Nancy Bilyeau advises to ‘Go big or stay home’
That might not be the motto you’d expect for the writing of a book set in a 16th century Dominican priory. But one day while plotting my first novel I had that moment—the excited stirring in the stomach when you are seized with a big new idea. In my case, it was when I decided to make my historical mystery a thriller.
The first thing I knew about my debut was that I wanted to set it in Tudor England, a period I’d been reading about for years. The second thing was that I wanted to try my hand at a murder mystery, a genre I adore. But then I decided to take it up another notch, to create a true thriller with a mystical quest and the highest of stakes.
I had already begun writing the book in the first person—my protagonist was Sister Joanna Stafford, a young half-English, half-Spanish novice with a bit of an anger management problem.

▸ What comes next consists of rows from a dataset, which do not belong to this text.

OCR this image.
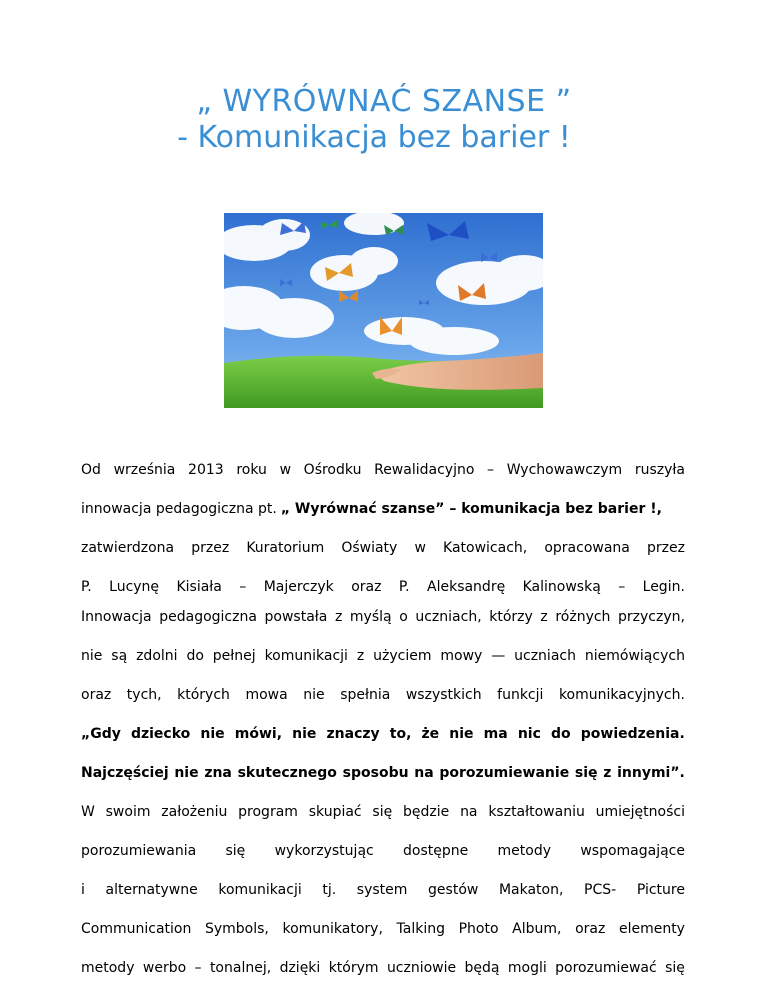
„ WYRÓWNAĆ SZANSE ”
- Komunikacja bez barier !
Od września 2013 roku w Ośrodku Rewalidacyjno – Wychowawczym ruszyła
innowacja pedagogiczna pt. „ Wyrównać szanse” – komunikacja bez barier !,
zatwierdzona przez Kuratorium Oświaty w Katowicach, opracowana przez
P. Lucynę Kisiała – Majerczyk oraz P. Aleksandrę Kalinowską – Legin.
Innowacja pedagogiczna powstała z myślą o uczniach, którzy z różnych przyczyn,
nie są zdolni do pełnej komunikacji z użyciem mowy — uczniach niemówiących
oraz tych, których mowa nie spełnia wszystkich funkcji komunikacyjnych.
„Gdy dziecko nie mówi, nie znaczy to, że nie ma nic do powiedzenia.
Najczęściej nie zna skutecznego sposobu na porozumiewanie się z innymi”.
W swoim założeniu program skupiać się będzie na kształtowaniu umiejętności
porozumiewania się wykorzystując dostępne metody wspomagające
i alternatywne komunikacji tj. system gestów Makaton, PCS- Picture
Communication Symbols, komunikatory, Talking Photo Album, oraz elementy
metody werbo – tonalnej, dzięki którym uczniowie będą mogli porozumiewać się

And so I was dealing with the challenge of writing a murder plot from the point of view of just one person. Now I would need to generate even more suspense through this narrative perspective. And while many historical thriller writers solve this tough problem by jumping around in different times and varying first with third, I considered this technique but decided not to. This story was going to be set entirely in the 1530s.
A thriller has to move around and my story would—but in a timeframe and using means that would be historically consistent. In modern thrillers, the protagonist jumps on a sleek jet to plunge into new time zones in a matter of hours. In the 16th century it could take all day to ride a horse a few miles down a muddy road. But no, that wasn’t going to stop my Sister Joanna! I sent her to the Tower of London, to a burning at the stake at Smithfield, to aristocratic castles hung with tapestries. I sent Sister Joanna to Stonehenge, for Pete’s sake.
Like I said, go big or stay home. It was one of the best moments of inspiration I ever had.